Читать книгу Heterogeneous Catalysts - Группа авторов - Страница 52

In graphene doped with heteroatoms (N, O, S, P, etc.), the doped element can function as an anchoring site for metal or metal oxide, leading to the synthesis of hybrid organic–inorganic materials with high stability as a result of the strong binding between the metal species and dopant atoms. Graphitic carbon nitride (g‐C₃N₄) belongs to the family of carbon nitride compounds with a general formula near to C₃N₄ (albeit typically with nonzero amounts of hydrogen) and two major substructures based on heptazine and poly(triazine imide) units (Figure 4.2D). Graphitic carbon nitride is usually prepared by polymerization of cyanamide, dicyandiamide, or melamine. Depending on reaction conditions, carbon nitride exhibits different degrees of condensation, properties, and reactivities.

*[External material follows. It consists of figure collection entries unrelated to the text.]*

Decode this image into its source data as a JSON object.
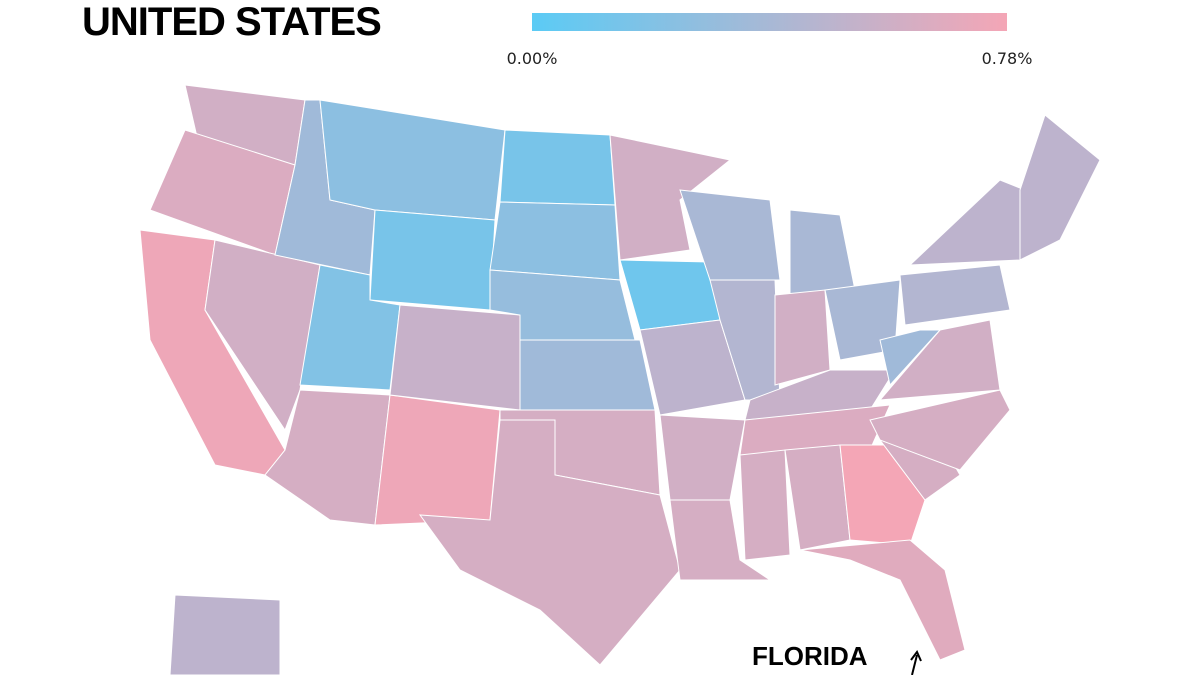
{
  "title": "UNITED STATES",
  "legend": {
    "ticks": [
      {
        "value": 0,
        "label": "0.00%"
      },
      {
        "value": 0.78,
        "label": "0.78%"
      }
    ],
    "colors": [
      "#5bcbf5",
      "#f4a6b6"
    ]
  },
  "annotation": "FLORIDA",
  "state_values": [
    0.6,
    0.65,
    0.75,
    0.6,
    0.35,
    0.25,
    0.15,
    0.2,
    0.62,
    0.75,
    0.55,
    0.15,
    0.25,
    0.3,
    0.35,
    0.62,
    0.62,
    0.6,
    0.1,
    0.5,
    0.6,
    0.62,
    0.4,
    0.45,
    0.4,
    0.6,
    0.4,
    0.55,
    0.65,
    0.62,
    0.62,
    0.78,
    0.68,
    0.62,
    0.62,
    0.6,
    0.35,
    0.45,
    0.5,
    0.5,
    0.5
  ]
}
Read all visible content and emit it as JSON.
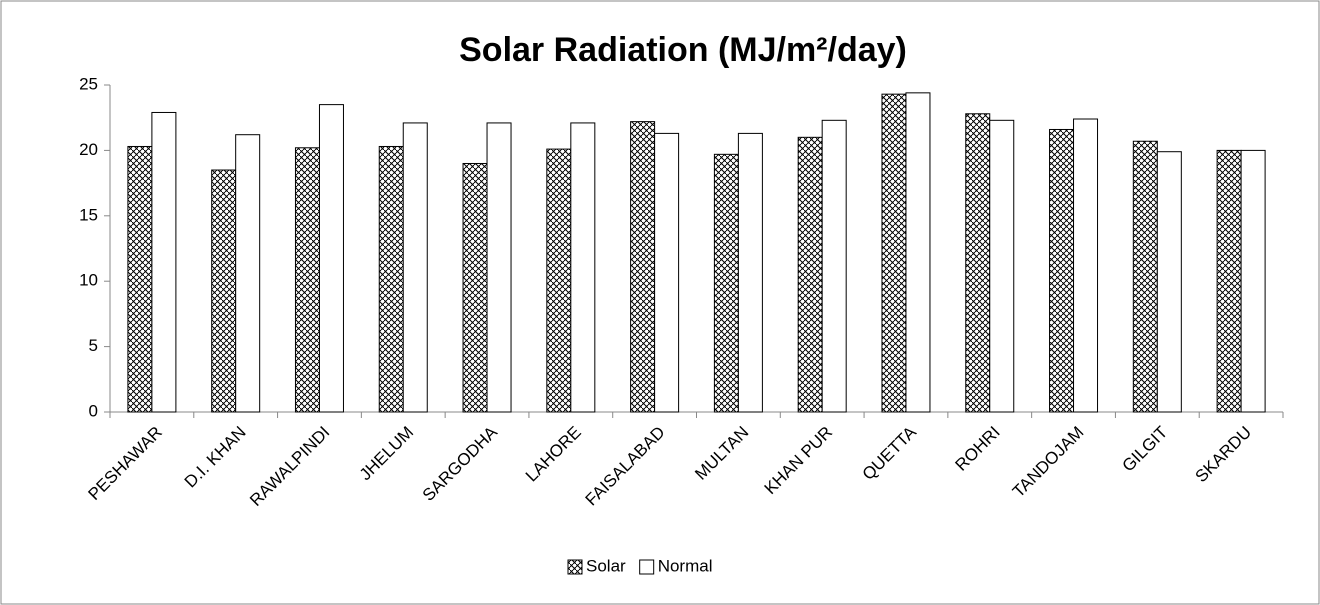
{
  "chart_data": {
    "type": "bar",
    "title": "Solar Radiation (MJ/m²/day)",
    "categories": [
      "PESHAWAR",
      "D.I. KHAN",
      "RAWALPINDI",
      "JHELUM",
      "SARGODHA",
      "LAHORE",
      "FAISALABAD",
      "MULTAN",
      "KHAN PUR",
      "QUETTA",
      "ROHRI",
      "TANDOJAM",
      "GILGIT",
      "SKARDU"
    ],
    "series": [
      {
        "name": "Solar",
        "color": "#000000",
        "pattern": "dots",
        "values": [
          20.3,
          18.5,
          20.2,
          20.3,
          19.0,
          20.1,
          22.2,
          19.7,
          21.0,
          24.3,
          22.8,
          21.6,
          20.7,
          20.0
        ]
      },
      {
        "name": "Normal",
        "color": "#ffffff",
        "values": [
          22.9,
          21.2,
          23.5,
          22.1,
          22.1,
          22.1,
          21.3,
          21.3,
          22.3,
          24.4,
          22.3,
          22.4,
          19.9,
          20.0
        ]
      }
    ],
    "ylim": [
      0,
      25
    ],
    "yticks": [
      0,
      5,
      10,
      15,
      20,
      25
    ],
    "grid": false,
    "legend": "bottom"
  }
}
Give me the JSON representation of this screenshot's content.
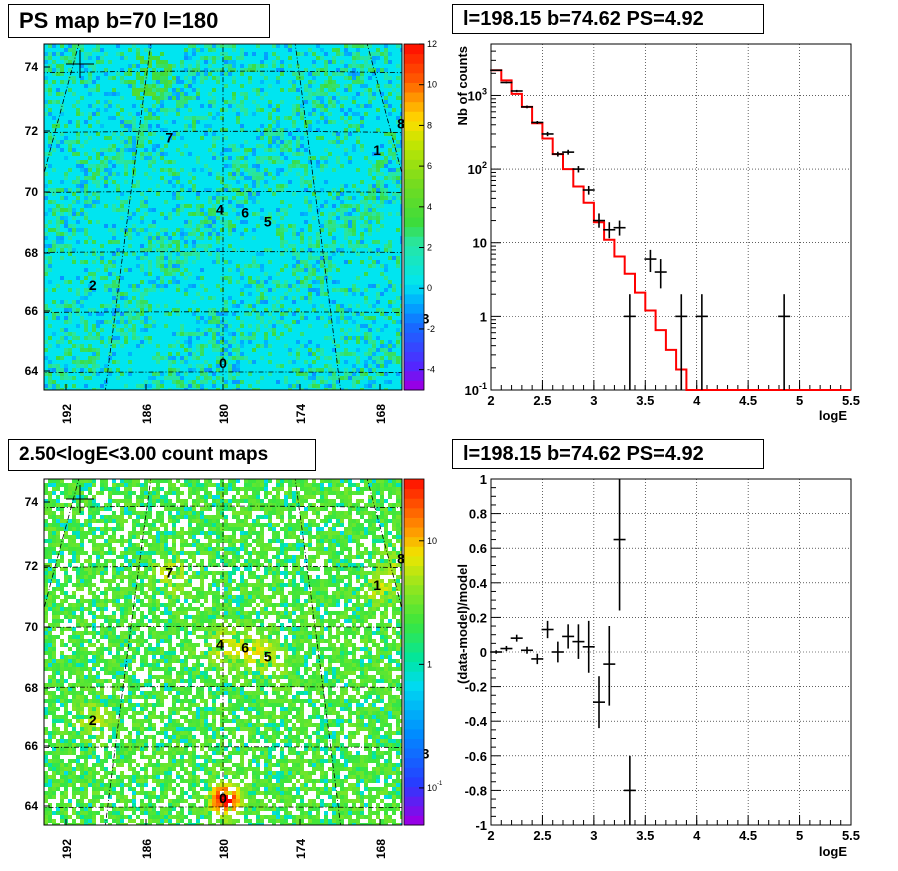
{
  "titles": {
    "map1": "PS map b=70 l=180",
    "spectrum": "l=198.15 b=74.62 PS=4.92",
    "map2": "2.50<logE<3.00 count maps",
    "residual": "l=198.15 b=74.62 PS=4.92"
  },
  "colors": {
    "model_line": "#ff0000",
    "data_points": "#000000",
    "map_background": "#00e5f0",
    "count_background": "#40e040"
  },
  "chart_data": [
    {
      "type": "heatmap",
      "title": "PS map b=70 l=180",
      "x_tick_labels": [
        "192",
        "186",
        "180",
        "174",
        "168"
      ],
      "y_tick_labels": [
        "64",
        "66",
        "68",
        "70",
        "72",
        "74"
      ],
      "colorbar": {
        "scale": "linear",
        "range": [
          -5,
          12
        ],
        "tick_labels": [
          "-4",
          "-2",
          "0",
          "2",
          "4",
          "6",
          "8",
          "10",
          "12"
        ]
      },
      "sources": [
        {
          "label": "0",
          "l": 180.0,
          "b": 64.3
        },
        {
          "label": "1",
          "l": 169.3,
          "b": 71.4
        },
        {
          "label": "2",
          "l": 187.5,
          "b": 66.9
        },
        {
          "label": "3",
          "l": 168.8,
          "b": 65.8
        },
        {
          "label": "4",
          "l": 180.2,
          "b": 69.4
        },
        {
          "label": "5",
          "l": 177.2,
          "b": 69.0
        },
        {
          "label": "6",
          "l": 178.6,
          "b": 69.3
        },
        {
          "label": "7",
          "l": 183.8,
          "b": 71.8
        },
        {
          "label": "8",
          "l": 167.1,
          "b": 72.3
        }
      ],
      "marker": {
        "l": 198.15,
        "b": 74.62
      }
    },
    {
      "type": "line",
      "title": "l=198.15 b=74.62 PS=4.92",
      "xlabel": "logE",
      "ylabel": "Nb of counts",
      "xlim": [
        2,
        5.5
      ],
      "ylim": [
        0.1,
        5000
      ],
      "y_scale": "log",
      "x_tick_labels": [
        "2",
        "2.5",
        "3",
        "3.5",
        "4",
        "4.5",
        "5",
        "5.5"
      ],
      "y_tick_labels": [
        "10^-1",
        "1",
        "10",
        "10^2",
        "10^3"
      ],
      "grid": true,
      "model_bins": {
        "edges": [
          2.0,
          2.1,
          2.2,
          2.3,
          2.4,
          2.5,
          2.6,
          2.7,
          2.8,
          2.9,
          3.0,
          3.1,
          3.2,
          3.3,
          3.4,
          3.5,
          3.6,
          3.7,
          3.8,
          3.9,
          4.0,
          5.5
        ],
        "values": [
          2200,
          1600,
          1050,
          700,
          420,
          260,
          160,
          100,
          58,
          35,
          19,
          11,
          6.5,
          3.8,
          2.1,
          1.2,
          0.65,
          0.35,
          0.19,
          0.1,
          0.1
        ]
      },
      "points": [
        {
          "x": 2.05,
          "y": 2200,
          "ylo": 2150,
          "yhi": 2250
        },
        {
          "x": 2.15,
          "y": 1500,
          "ylo": 1460,
          "yhi": 1540
        },
        {
          "x": 2.25,
          "y": 1150,
          "ylo": 1110,
          "yhi": 1190
        },
        {
          "x": 2.35,
          "y": 700,
          "ylo": 670,
          "yhi": 730
        },
        {
          "x": 2.45,
          "y": 430,
          "ylo": 410,
          "yhi": 450
        },
        {
          "x": 2.55,
          "y": 300,
          "ylo": 280,
          "yhi": 320
        },
        {
          "x": 2.65,
          "y": 160,
          "ylo": 148,
          "yhi": 172
        },
        {
          "x": 2.75,
          "y": 170,
          "ylo": 157,
          "yhi": 183
        },
        {
          "x": 2.85,
          "y": 100,
          "ylo": 90,
          "yhi": 110
        },
        {
          "x": 2.95,
          "y": 52,
          "ylo": 45,
          "yhi": 59
        },
        {
          "x": 3.05,
          "y": 20,
          "ylo": 16,
          "yhi": 25
        },
        {
          "x": 3.15,
          "y": 15,
          "ylo": 11.5,
          "yhi": 19
        },
        {
          "x": 3.25,
          "y": 16,
          "ylo": 12.5,
          "yhi": 20
        },
        {
          "x": 3.35,
          "y": 1,
          "ylo": 0.1,
          "yhi": 2
        },
        {
          "x": 3.55,
          "y": 6,
          "ylo": 4,
          "yhi": 8
        },
        {
          "x": 3.65,
          "y": 4,
          "ylo": 2.4,
          "yhi": 6
        },
        {
          "x": 3.85,
          "y": 1,
          "ylo": 0.1,
          "yhi": 2
        },
        {
          "x": 4.05,
          "y": 1,
          "ylo": 0.1,
          "yhi": 2
        },
        {
          "x": 4.85,
          "y": 1,
          "ylo": 0.1,
          "yhi": 2
        }
      ]
    },
    {
      "type": "heatmap",
      "title": "2.50<logE<3.00 count maps",
      "x_tick_labels": [
        "192",
        "186",
        "180",
        "174",
        "168"
      ],
      "y_tick_labels": [
        "64",
        "66",
        "68",
        "70",
        "72",
        "74"
      ],
      "colorbar": {
        "scale": "log",
        "tick_labels": [
          "10^-1",
          "1",
          "10"
        ]
      },
      "sources": [
        {
          "label": "0",
          "l": 180.0,
          "b": 64.3
        },
        {
          "label": "1",
          "l": 169.3,
          "b": 71.4
        },
        {
          "label": "2",
          "l": 187.5,
          "b": 66.9
        },
        {
          "label": "3",
          "l": 168.8,
          "b": 65.8
        },
        {
          "label": "4",
          "l": 180.2,
          "b": 69.4
        },
        {
          "label": "5",
          "l": 177.2,
          "b": 69.0
        },
        {
          "label": "6",
          "l": 178.6,
          "b": 69.3
        },
        {
          "label": "7",
          "l": 183.8,
          "b": 71.8
        },
        {
          "label": "8",
          "l": 167.1,
          "b": 72.3
        }
      ],
      "marker": {
        "l": 198.15,
        "b": 74.62
      }
    },
    {
      "type": "scatter",
      "title": "l=198.15 b=74.62 PS=4.92",
      "xlabel": "logE",
      "ylabel": "(data-model)/model",
      "xlim": [
        2,
        5.5
      ],
      "ylim": [
        -1,
        1
      ],
      "x_tick_labels": [
        "2",
        "2.5",
        "3",
        "3.5",
        "4",
        "4.5",
        "5",
        "5.5"
      ],
      "y_tick_labels": [
        "-1",
        "-0.8",
        "-0.6",
        "-0.4",
        "-0.2",
        "0",
        "0.2",
        "0.4",
        "0.6",
        "0.8",
        "1"
      ],
      "grid": true,
      "points": [
        {
          "x": 2.05,
          "y": 0.0,
          "ylo": -0.01,
          "yhi": 0.01
        },
        {
          "x": 2.15,
          "y": 0.02,
          "ylo": 0.005,
          "yhi": 0.035
        },
        {
          "x": 2.25,
          "y": 0.08,
          "ylo": 0.06,
          "yhi": 0.1
        },
        {
          "x": 2.35,
          "y": 0.01,
          "ylo": -0.01,
          "yhi": 0.03
        },
        {
          "x": 2.45,
          "y": -0.04,
          "ylo": -0.07,
          "yhi": -0.01
        },
        {
          "x": 2.55,
          "y": 0.13,
          "ylo": 0.08,
          "yhi": 0.18
        },
        {
          "x": 2.65,
          "y": 0.0,
          "ylo": -0.06,
          "yhi": 0.06
        },
        {
          "x": 2.75,
          "y": 0.09,
          "ylo": 0.02,
          "yhi": 0.16
        },
        {
          "x": 2.85,
          "y": 0.06,
          "ylo": -0.04,
          "yhi": 0.16
        },
        {
          "x": 2.95,
          "y": 0.03,
          "ylo": -0.12,
          "yhi": 0.18
        },
        {
          "x": 3.05,
          "y": -0.29,
          "ylo": -0.44,
          "yhi": -0.14
        },
        {
          "x": 3.15,
          "y": -0.07,
          "ylo": -0.31,
          "yhi": 0.15
        },
        {
          "x": 3.25,
          "y": 0.65,
          "ylo": 0.24,
          "yhi": 1.0
        },
        {
          "x": 3.35,
          "y": -0.8,
          "ylo": -1.0,
          "yhi": -0.6
        }
      ]
    }
  ]
}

On the other hand, covalent triazine frameworks (CTFs) are structurally related to polymeric carbon nitride (Figure 4.2E). CTF is a high‐performance polymer framework based on triazine with regular porosity and high surface area. It can be obtained by dynamic trimerization reaction of simple, economical, and abundant aromatic nitriles in ionothermal conditions. Primarily, these materials are large bandgap semiconductors, but their bandgaps are tailorable. For this reason, they are being investigated for photocatalysis. In addition, the loading of metal catalyst should be feasible, due to the presence of the abundant nitrogen atoms and voids within the structure. In fact, they are outstanding supports for SACs because they can stabilize metal ions or small metal nanoparticles even under harsh reaction conditions.

Graphitic carbon nitride (g‐C₃N₄) has been proposed as support to coordinate metal (M–N₂). This single‐site catalyst has shown excellent performance for the oxygen reduction reaction (ORR)/oxygen evolution reaction (OER) electrocatalytic reaction and hydrogenation reactions. While the atoms on the alumina support are unstable and tend to aggregate, forming a Pd cluster, this does not occur for Pd SACs on mpg‐C₃N₄, which exhibited more stable performance. Besides SACs, atomically precise clusters with two Fe atoms (Fe₂) have been stabilized on g‐C₃N₄ [27]. The preselected metal precursor bis(dicarbonylcyclopentadienyliron) (Fe₂O₄C₁₄H₁₀), containing two Fe atoms, ensures the formation of diatomic clusters, whereas mpg‐C₃N₄ provides abundant anchoring sites to stabilize the metallic species. A mild reduction process was selected (300 °C in 5% H₂), leading to a complete removal of organic ligands from the precursors and, at the same time, prevent agglomeration of the Fe₂ clusters. For the sake of comparison, Fe SACs from iron porphyrin precursor and Fe nanoparticles were supported on g‐C₃N₄ following the same methodology but with different precursors. Biatomic Fe₂ species exhibit highest activity in epoxidation, possibly promoted by the formation of reactive oxygen species.

On the other hand, CTF also coordinated noble metal atoms by simply hydrothermally treating (60 °C) the mixture of precursors. The 2 N atoms of bipyridinic regions can coordinate the molecular catalyst [28] and also metal atoms after the corresponding reduction [29]. Pt atoms coordinated to CTF have close similarities to the molecular Periana catalyst Pt(bpym)Cl₂, which is active and selective for the partial oxidation of methane via C–H activation in fuming sulfuric acid [30]. Therefore, Pt/CTF combines the advantages of homogeneous catalyst, CTFs acting as a ligand, and the robustness of heterogeneous catalysts supplied by the rigid CTF network. The porous structure of CTFs can be also tailored. CTFs with varying pore size, specific surface area, and N content could be prepared varying the monomers, the linker, and the synthesis time [31]. Ru clusters on CTFs with a mesoporous structure provides highest conversion in the selective oxidation of hydroxylmethylfurfural (HMF) compared to other support materials such as activated carbon, g‐Al₂O₃, hydrotalcite, or MgO. Moreover, CTFs have been shaped into spheres of a few hundreds of microns in diameter to increase their robustness [32].

CTFs can be used as support for SACs in electrocatalysis despite their modest conductivity. To increase their conductivity, CTFs have been hybridized with carbon nanoparticles [33]. SACs on CTFs are more stable for electrooxidation and electroreduction than homogeneous catalysts and immobilized organometallic catalysts, respectively, due to the rigid cross‐linked structure of covalent bonds in CTFs [34]. Pt SACs have been also supported on CTFs leading to a performance comparable to commercial catalysts but with a reduction of Pt loading by one order of magnitude [35].

In summary, g‐C₃N₄ and CTFs are ideal to disperse single‐atom catalysts in a stable manner for catalysis and electrocatalysis combining the ligand effect found in homogeneous catalysis and the robustness typical of heterogeneous catalysis.